ActivityPub is built as 1-to-1, i.e. content goes to your followers primarily via follower lists. This is a reason why some are hostile to search here because connections are point-to-piont.

Bluesky's protocol is one-to-many and everything is public. It prioritizes sending content to a big-data-gathering indexer where everything is searchable.

This simple difference makes a huge change in how they can be implemented and scaled.

@Ciantic I understand they have different strengths, but proprietary protocols always have strengths over their open equivalents for certain use cases; it’s whether those differences are worth splitting the ecosystem vs slowly improving the standards (e.g. improving HTML5 to support games)

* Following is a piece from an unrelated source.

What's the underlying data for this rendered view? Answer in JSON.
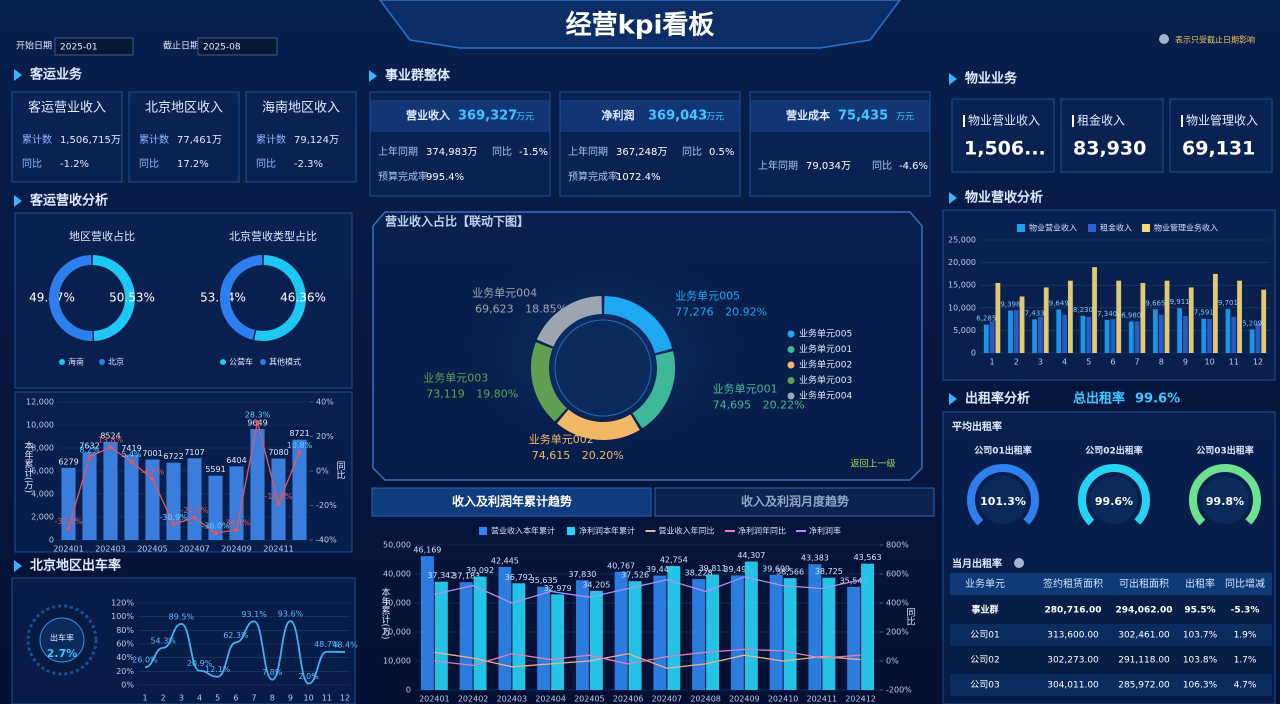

I personally think if Bluesky was conceived today, they’d just adopt ActivityPub; instead we’re seeing the sunk-cost fallacy play out because they already had been working on AT Protocol (and it may win)

@rileytestut I agree that everything Bluesky wants could have been done with little extensions or improvements on ActivityPub: Consent to search, index, sign messages, etc. Even the handle formats could have been redecided because they are not part of ActivityPub.

Currently AP doesn't require you to sign messages (only HTTP header signatures are required). In Bluesky it's a requirement because you have to trust middle servers like BGS to provide the messages on behalf of the original server.

@rileytestut Yes! And right now the only benefit I’m seeing is that the “conversation” is much better there than on Mastodon. Once they open it up, what makes it any better other than the initial signup process? I just don’t get why folks would want that one entity decides all situation again.
@rileytestut Plus, being from the Chicago Suburbs, it’s “Blue-Skee” not “Blue-Sky”. Gitchew a couple too tree a doze invites ova here HEY!
@rileytestut ActivityPub is open sourced. No matter how hard they try to sell this AT protocol as the future of social media and the open web, they are still a for-profit organization. And they can’t control—which they need—an open standard. They simply changed the wall to a fence, but it’s still a walled garden. It’s what they want.